May 06, 2002 - Sale 1935

Sale 1935 - Lot 27

Price Realized: $ 8,050
?Final Price Realized includes Buyer’s Premium added to Hammer Price
Estimate: $ 7,000 - $ 10,000
PER KROHG JEAN BORLIN. 1920.
62 1/2x46 1/2 inches. Wall, Paris.
Condition B: vertical and horizontal folds; darkened; pinholes and restoration in top margin; water stain along left edge. Paper. Framed.

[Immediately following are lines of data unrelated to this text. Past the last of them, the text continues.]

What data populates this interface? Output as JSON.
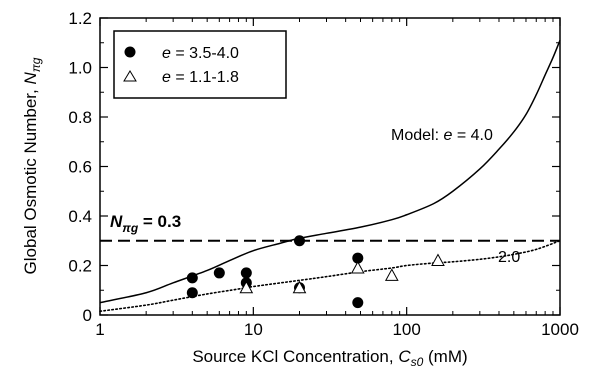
{
  "chart_data": {
    "type": "scatter",
    "xlabel": {
      "prefix": "Source KCl Concentration, ",
      "symbol": "C",
      "sub": "s0",
      "suffix": " (mM)"
    },
    "ylabel": {
      "prefix": "Global Osmotic Number, ",
      "symbol": "N",
      "sub": "πg"
    },
    "xscale": "log",
    "xlim": [
      1,
      1000
    ],
    "ylim": [
      0,
      1.2
    ],
    "x_ticks": [
      1,
      10,
      100,
      1000
    ],
    "x_tick_labels": [
      "1",
      "10",
      "100",
      "1000"
    ],
    "y_ticks": [
      0,
      0.2,
      0.4,
      0.6,
      0.8,
      1.0,
      1.2
    ],
    "y_tick_labels": [
      "0",
      "0.2",
      "0.4",
      "0.6",
      "0.8",
      "1.0",
      "1.2"
    ],
    "grid": false,
    "legend_position": "top-left",
    "series": [
      {
        "name": "e = 3.5-4.0",
        "legend": {
          "var": "e",
          "rest": " = 3.5-4.0"
        },
        "marker": "filled-circle",
        "points": [
          [
            4,
            0.15
          ],
          [
            4,
            0.09
          ],
          [
            6,
            0.17
          ],
          [
            9,
            0.17
          ],
          [
            9,
            0.13
          ],
          [
            20,
            0.3
          ],
          [
            20,
            0.11
          ],
          [
            48,
            0.23
          ],
          [
            48,
            0.05
          ]
        ]
      },
      {
        "name": "e = 1.1-1.8",
        "legend": {
          "var": "e",
          "rest": " = 1.1-1.8"
        },
        "marker": "open-triangle",
        "points": [
          [
            9,
            0.11
          ],
          [
            20,
            0.11
          ],
          [
            48,
            0.19
          ],
          [
            80,
            0.16
          ],
          [
            160,
            0.22
          ]
        ]
      }
    ],
    "curves": [
      {
        "name": "Model: e = 4.0",
        "style": "solid",
        "points": [
          [
            1,
            0.05
          ],
          [
            2,
            0.09
          ],
          [
            3,
            0.13
          ],
          [
            5,
            0.18
          ],
          [
            7,
            0.22
          ],
          [
            10,
            0.26
          ],
          [
            15,
            0.29
          ],
          [
            20,
            0.31
          ],
          [
            30,
            0.33
          ],
          [
            50,
            0.355
          ],
          [
            80,
            0.385
          ],
          [
            100,
            0.405
          ],
          [
            150,
            0.45
          ],
          [
            200,
            0.5
          ],
          [
            300,
            0.59
          ],
          [
            400,
            0.67
          ],
          [
            500,
            0.74
          ],
          [
            600,
            0.81
          ],
          [
            700,
            0.89
          ],
          [
            800,
            0.97
          ],
          [
            900,
            1.04
          ],
          [
            1000,
            1.11
          ]
        ]
      },
      {
        "name": "2.0",
        "style": "dotted",
        "points": [
          [
            1,
            0.015
          ],
          [
            2,
            0.04
          ],
          [
            3,
            0.06
          ],
          [
            5,
            0.085
          ],
          [
            8,
            0.105
          ],
          [
            10,
            0.115
          ],
          [
            20,
            0.14
          ],
          [
            30,
            0.155
          ],
          [
            50,
            0.175
          ],
          [
            80,
            0.19
          ],
          [
            100,
            0.2
          ],
          [
            150,
            0.21
          ],
          [
            200,
            0.215
          ],
          [
            300,
            0.225
          ],
          [
            400,
            0.235
          ],
          [
            500,
            0.245
          ],
          [
            700,
            0.265
          ],
          [
            1000,
            0.3
          ]
        ]
      }
    ],
    "reference_line": {
      "y": 0.3,
      "style": "dashed"
    },
    "annotations": [
      {
        "id": "model",
        "prefix": "Model: ",
        "var": "e",
        "suffix": " = 4.0"
      },
      {
        "id": "curve2",
        "text": "2.0"
      },
      {
        "id": "threshold",
        "symbol": "N",
        "sub": "πg",
        "suffix": " = 0.3"
      }
    ]
  }
}
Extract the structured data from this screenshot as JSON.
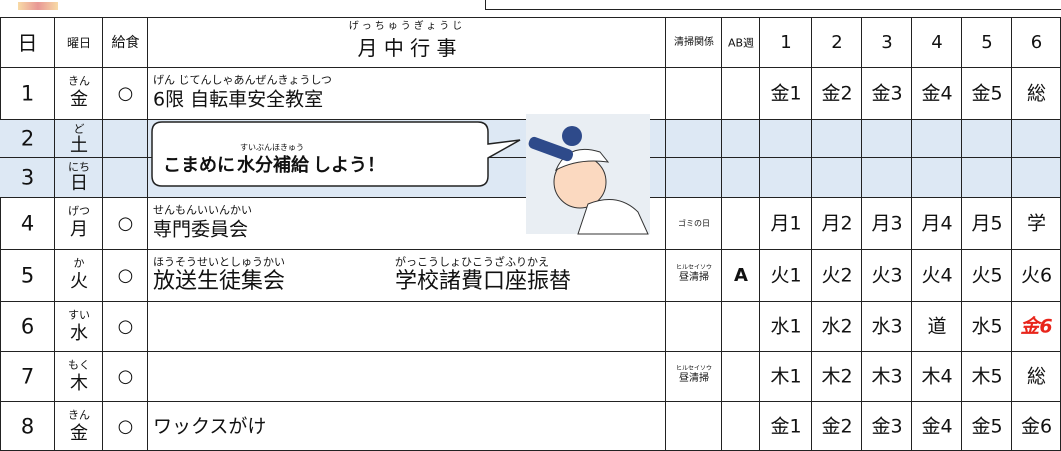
{
  "header": {
    "day": "日",
    "weekday": "曜日",
    "lunch": "給食",
    "events_ruby": "げっちゅうぎょうじ",
    "events": "月 中 行 事",
    "cleaning": "清掃関係",
    "ab": "AB週",
    "periods": [
      "1",
      "2",
      "3",
      "4",
      "5",
      "6"
    ]
  },
  "rows": [
    {
      "day": "1",
      "weekday_ruby": "きん",
      "weekday": "金",
      "lunch": "○",
      "events": [
        {
          "ruby": "げん じてんしゃあんぜんきょうしつ",
          "text": "6限 自転車安全教室"
        }
      ],
      "periods": [
        {
          "text": "金1"
        },
        {
          "text": "金2"
        },
        {
          "text": "金3"
        },
        {
          "text": "金4"
        },
        {
          "text": "金5"
        },
        {
          "text": "総"
        }
      ]
    },
    {
      "day": "2",
      "weekday_ruby": "ど",
      "weekday": "土",
      "shaded": true
    },
    {
      "day": "3",
      "weekday_ruby": "にち",
      "weekday": "日",
      "shaded": true
    },
    {
      "day": "4",
      "weekday_ruby": "げつ",
      "weekday": "月",
      "lunch": "○",
      "events": [
        {
          "ruby": "せんもんいいんかい",
          "text": "専門委員会"
        }
      ],
      "cleaning": "ゴミの日",
      "periods": [
        {
          "text": "月1"
        },
        {
          "text": "月2"
        },
        {
          "text": "月3"
        },
        {
          "text": "月4"
        },
        {
          "text": "月5"
        },
        {
          "text": "学"
        }
      ]
    },
    {
      "day": "5",
      "weekday_ruby": "か",
      "weekday": "火",
      "lunch": "○",
      "events": [
        {
          "ruby": "ほうそうせいとしゅうかい",
          "text": "放送生徒集会"
        },
        {
          "ruby": "がっこうしょひこうざふりかえ",
          "text": "学校諸費口座振替"
        }
      ],
      "cleaning_ruby": "ヒルセイソウ",
      "cleaning": "昼清掃",
      "ab": "A",
      "periods": [
        {
          "text": "火1"
        },
        {
          "text": "火2"
        },
        {
          "text": "火3"
        },
        {
          "text": "火4"
        },
        {
          "text": "火5"
        },
        {
          "text": "火6"
        }
      ]
    },
    {
      "day": "6",
      "weekday_ruby": "すい",
      "weekday": "水",
      "lunch": "○",
      "periods": [
        {
          "text": "水1"
        },
        {
          "text": "水2"
        },
        {
          "text": "水3"
        },
        {
          "text": "道"
        },
        {
          "text": "水5"
        },
        {
          "text": "金6",
          "color": "#e8251b"
        }
      ]
    },
    {
      "day": "7",
      "weekday_ruby": "もく",
      "weekday": "木",
      "lunch": "○",
      "cleaning_ruby": "ヒルセイソウ",
      "cleaning": "昼清掃",
      "periods": [
        {
          "text": "木1"
        },
        {
          "text": "木2"
        },
        {
          "text": "木3"
        },
        {
          "text": "木4"
        },
        {
          "text": "木5"
        },
        {
          "text": "総"
        }
      ]
    },
    {
      "day": "8",
      "weekday_ruby": "きん",
      "weekday": "金",
      "lunch": "○",
      "events": [
        {
          "text": "ワックスがけ"
        }
      ],
      "periods": [
        {
          "text": "金1"
        },
        {
          "text": "金2"
        },
        {
          "text": "金3"
        },
        {
          "text": "金4"
        },
        {
          "text": "金5"
        },
        {
          "text": "金6"
        }
      ]
    }
  ],
  "bubble": {
    "before": "こまめに",
    "ruby": "すいぶんほきゅう",
    "emphasis": "水分補給",
    "after": "しよう！"
  },
  "shade_color": "#dde8f4"
}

On October 25, 1920 the Ballet Suedois (Swedish Ballet) had their premiere performance in Paris. Paris in the 1920s was a dizzying mix of artistic genesis; fueled by the disillusionment, despair and ultimate relief at the ending of World War I, talent and creativity abounded. Ballet was one of the art forms that allowed for the confluence of several different artistic disciplines: musical composition, ballet and stage and set design. The Ballet Russe<> had been setting an avant-garde standard for ballet in Paris since 1909. But Rolf de Mare, the empressario responsible for bringing the Swedish Ballet to Paris, and Jean Borlin, the principle dancer and choreographer, viewed the Ballet Russe<> as old fashioned. Under their direction the Ballet Suedois employed composers and designers to work on their productions whose names read like a who's who of the Avant Garde art scene: Jean Cocteau, Francis Picabia, Erik Satie, Ferdinand Leger, Blaise Cendrars, Arthur Honegger, Francois Poulenc and others. De Mare and Borlin's view, that "the goal is always a point of departure" proved to be too elusive and abstract for the French audience and in 1925 de Mare, faced with an unappreciative public and hostile press, disbanded the troupe. "Nonetheless, the Swedish Ballet participated in the creation of a synthesis between dance theatre and contemporary art" (The Poster<>, by Alain Weill, G. K. Hall, Boston, 1984, p. 271). A Danish artist, Krogh can count among his most visible works an allegorical oil painting of a phoenix which hangs in the United Nations Security Council Chamber.